- Born: September 6, 1886 Dandridge, Tennessee, U.S.
- Died: February 5, 1955 (aged 68) Birmingham, Alabama. U.S.
- Education: Carson-Newman College Virginia Institute
- Occupation: Industrialist
- Known for: Founder of Swann Chemical Company
- Spouse: Catherine McDonald Dunwoody
- Children: 2 (Catherine M. Swann, Virginia Dunwoody Swann)
- Parent(s): John Samuel Swann and Sonora M. Williams

= Theodore Swann =

American industrialist (1886–1955)

Theodore Swann (September 6, 1886 – February 5, 1955) was an American industrialist and early leader of the chemical industry. He was described by one historian as "a flamboyant Birmingham mogul and New South industrialist."

== Early life ==
Swann was born on September 6, 1886, in Dandridge, Tennessee. He came from a family divided by the American Civil War as his father was a Confederate soldier.

== Career ==
In his early working years, Swann was a power salesman for the Alabama Power Company. He was recruited to organize the company's sales department and would later represent it on the state munition board, which was set up to advise the Wilson administration on industrial capacity.
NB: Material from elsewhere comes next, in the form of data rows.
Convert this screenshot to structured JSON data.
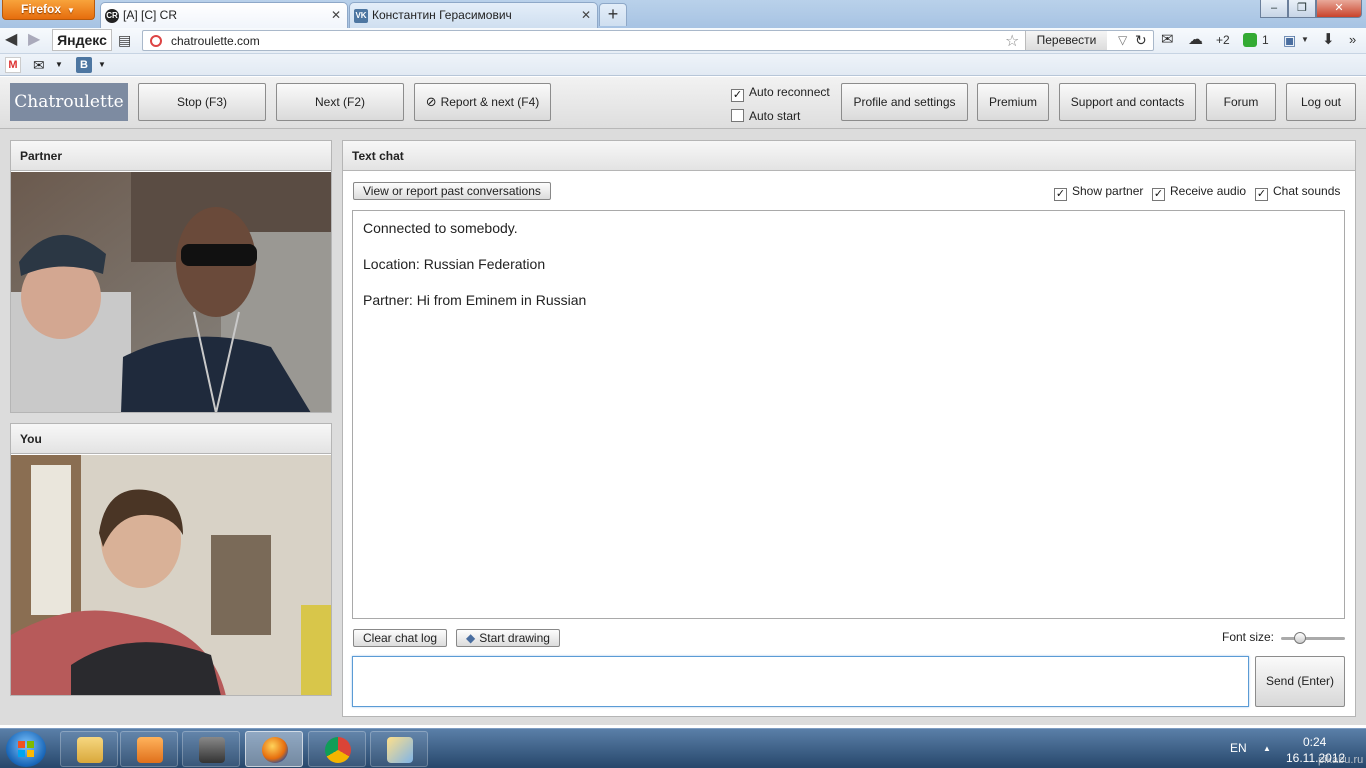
{
  "browser": {
    "menu_label": "Firefox",
    "tabs": [
      {
        "title": "[A] [C] CR",
        "favicon": "CR"
      },
      {
        "title": "Константин Герасимович",
        "favicon": "VK"
      }
    ],
    "window_controls": {
      "minimize": "–",
      "maximize": "❐",
      "close": "✕"
    },
    "search_brand": "Яндекс",
    "url": "chatroulette.com",
    "translate_label": "Перевести",
    "mail_badge": "+2",
    "counter_badge": "1",
    "bookmarks": [
      {
        "label": "M",
        "icon": "gmail-icon"
      },
      {
        "label": "✉",
        "icon": "mail-icon"
      },
      {
        "label": "В",
        "icon": "vk-icon"
      }
    ]
  },
  "app": {
    "logo": "Chatroulette",
    "buttons": {
      "stop": "Stop (F3)",
      "next": "Next (F2)",
      "report_next": "Report & next (F4)",
      "profile": "Profile and settings",
      "premium": "Premium",
      "support": "Support and contacts",
      "forum": "Forum",
      "logout": "Log out"
    },
    "options": {
      "auto_reconnect": {
        "label": "Auto reconnect",
        "checked": true
      },
      "auto_start": {
        "label": "Auto start",
        "checked": false
      }
    },
    "partner_panel": {
      "title": "Partner"
    },
    "you_panel": {
      "title": "You"
    },
    "chat": {
      "title": "Text chat",
      "view_report_button": "View or report past conversations",
      "toggles": [
        {
          "label": "Show partner",
          "checked": true
        },
        {
          "label": "Receive audio",
          "checked": true
        },
        {
          "label": "Chat sounds",
          "checked": true
        }
      ],
      "messages": [
        "Connected to somebody.",
        "Location: Russian Federation",
        "Partner: Hi from Eminem in Russian"
      ],
      "clear_button": "Clear chat log",
      "drawing_button": "Start drawing",
      "font_size_label": "Font size:",
      "font_size_fraction": 0.25,
      "input_value": "",
      "send_button": "Send (Enter)"
    }
  },
  "taskbar": {
    "language": "EN",
    "time": "0:24",
    "date": "16.11.2012",
    "watermark": "pikabu.ru"
  }
}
He established the Federal Phosphorus Company to produce concentrated phosphoric acid, mainly for use as a concentrated fertilizer, using a novel method to produce the acid from phosphate rock by heat treatment in an electric furnace.

He later established the Swann Chemical Company, focused on production of PCBs for the emergent electrical industry. Swann Chemical Company operated a chemical manufacturing plant in Anniston, Alabama where PCBs were first made on an industrial scale after development of a new process under Swann's leadership. In 1920, Swann gave his engineers the challenge of creating a process by which PCBs, up to that time very expensive and produced only in small quantities, could be produced in industrial quantities, and after much trial and error, they succeeded. He was noted for motivating his workers with inflated wages via "pass-off" chits, which were a forerunner of stock options. The plant was later bought by Monsanto Industrial Chemicals Co. in 1935. The plant, just west of Anniston, had around 1,000 employees. One historian wrote that, "In many ways, the spirit of Swann Chemical became the corporate culture of Monsanto." During the war, his company develop potash out of Georgia potash-bearing shale when supply had been cut off from Germany.

Swann's house in Birmingham, Alabama, built from 1927 to 1930, was at the time the largest residence in the city and cost $600,000 to build.

While Monsanto became the most successful agrochemical corporation in the world, Swann began to slide into poverty. He was forced to sell his castle in 1945 when he filed for bankruptcy. He nearly made a comeback by selling a new design for a furnace to process iron ore to the Cuban dictator Fulgencio Batista, but the dictator reneged after paying only a modest down payment. Theodore Swann died selling aluminum window frames on February 5, 1955.